CHAPTER V
AT DAWN
I think it must have been nearly a half-hour—though the minutes were themselves hours—before I, waiting in the upper hall beside the window, through which the arc lights from the street threw jumping white patches on the ceiling, heard the sound of the old dog’s claws on the floor below and her little catches of breath as she came up.
At the top she buried her face for a moment on my shoulder.
“I love you more than ever,” she whispered. “I want you to stay.—Call Margaret and do what you can. I will come to you by and by.”
With these words she pressed my forearm in the grip of her strong fingers and, entering her own room, shut the door.
I found, when I did mechanically as she had bade me do, that Margaret, with the instinct of an old servant, which is sometimes as keen as that of an animal, had already sensed the presence of some crisis and prowled about in her soft-footed way until she had discovered the truth.
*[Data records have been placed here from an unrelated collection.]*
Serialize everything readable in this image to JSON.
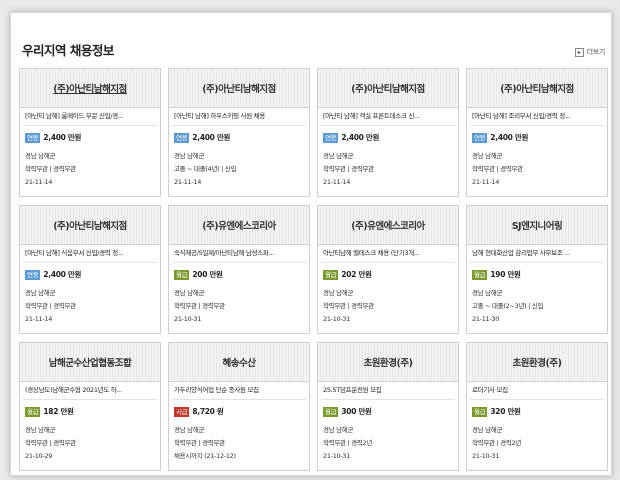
{
  "title": "우리지역 채용정보",
  "more_label": "더보기",
  "badge_colors": {
    "연봉": "#5b9bd5",
    "월급": "#7a9a2e",
    "시급": "#c0392b"
  },
  "cards": [
    {
      "company": "(주)아난티남해지점",
      "underline": true,
      "job": "[아난티 남해] 룸메이드 부문 신입/경...",
      "pay_type": "연봉",
      "pay": "2,400 만원",
      "location": "경남 남해군",
      "requirements": "학력무관 | 경력무관",
      "extra": "",
      "date": "21-11-14"
    },
    {
      "company": "(주)아난티남해지점",
      "underline": false,
      "job": "[아난티 남해] 하우스키핑 사원 채용",
      "pay_type": "연봉",
      "pay": "2,400 만원",
      "location": "경남 남해군",
      "requirements": "고졸 ~ 대졸(4년) | 신입",
      "extra": "",
      "date": "21-11-14"
    },
    {
      "company": "(주)아난티남해지점",
      "underline": false,
      "job": "[아난티 남해] 객실 프론트데스크 신...",
      "pay_type": "연봉",
      "pay": "2,400 만원",
      "location": "경남 남해군",
      "requirements": "학력무관 | 경력무관",
      "extra": "",
      "date": "21-11-14"
    },
    {
      "company": "(주)아난티남해지점",
      "underline": false,
      "job": "[아난티 남해] 조리부서 신입/경력 정...",
      "pay_type": "연봉",
      "pay": "2,400 만원",
      "location": "경남 남해군",
      "requirements": "학력무관 | 경력무관",
      "extra": "",
      "date": "21-11-14"
    },
    {
      "company": "(주)아난티남해지점",
      "underline": false,
      "job": "[아난티 남해] 식음부서 신입/경력 정...",
      "pay_type": "연봉",
      "pay": "2,400 만원",
      "location": "경남 남해군",
      "requirements": "학력무관 | 경력무관",
      "extra": "",
      "date": "21-11-14"
    },
    {
      "company": "(주)유엔에스코리아",
      "underline": false,
      "job": "숙식제공/5일제/아난티남해 남성스파...",
      "pay_type": "월급",
      "pay": "200 만원",
      "location": "경남 남해군",
      "requirements": "학력무관 | 경력무관",
      "extra": "",
      "date": "21-10-31"
    },
    {
      "company": "(주)유엔에스코리아",
      "underline": false,
      "job": "아난티남해 벨데스크 채용 (단기3개...",
      "pay_type": "월급",
      "pay": "202 만원",
      "location": "경남 남해군",
      "requirements": "학력무관 | 경력무관",
      "extra": "",
      "date": "21-10-31"
    },
    {
      "company": "SJ엔지니어링",
      "underline": false,
      "job": "남해 현대화산업 감리업무 사무보조 ...",
      "pay_type": "월급",
      "pay": "190 만원",
      "location": "경남 남해군",
      "requirements": "고졸 ~ 대졸(2~3년) | 신입",
      "extra": "",
      "date": "21-11-30"
    },
    {
      "company": "남해군수산업협동조합",
      "underline": false,
      "job": "(경상남도)남해군수협 2021년도 하...",
      "pay_type": "월급",
      "pay": "182 만원",
      "location": "경남 남해군",
      "requirements": "학력무관 | 경력무관",
      "extra": "",
      "date": "21-10-29"
    },
    {
      "company": "혜송수산",
      "underline": false,
      "job": "가두리양식어업 단순 종사원 모집",
      "pay_type": "시급",
      "pay": "8,720 원",
      "location": "경남 남해군",
      "requirements": "학력무관 | 경력무관",
      "extra": "채용시까지 (21-12-12)",
      "date": ""
    },
    {
      "company": "초원환경(주)",
      "underline": false,
      "job": "25.5T덤프운전원 모집",
      "pay_type": "월급",
      "pay": "300 만원",
      "location": "경남 남해군",
      "requirements": "학력무관 | 경력2년",
      "extra": "",
      "date": "21-10-31"
    },
    {
      "company": "초원환경(주)",
      "underline": false,
      "job": "로더기사 모집",
      "pay_type": "월급",
      "pay": "320 만원",
      "location": "경남 남해군",
      "requirements": "학력무관 | 경력2년",
      "extra": "",
      "date": "21-10-31"
    }
  ]
}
She was lying at the bottom of the stairs, her face buried in her hands and her broad back rising and falling with slow and silent tides of grief. Julianna and her father were together the old woman’s life. One half had gone.
“Come, Margaret,” said I softly.
“Very well, sir,” she answered after a minute, and rising, straightened her cap, preparing for duty like a broken-hearted soldier. And so she went on in that next hour or two, telephoning, directing, arranging and doing with me all those necessary things. In spite of her labors she seemed always to be at my elbow, a ceaseless little whimpering in her throat. Her spectacles were befogged with the mist from her old blue eyes, which, like the color of old china, had faded with wetting and drying in years of family use, but she did not again give up to her grief.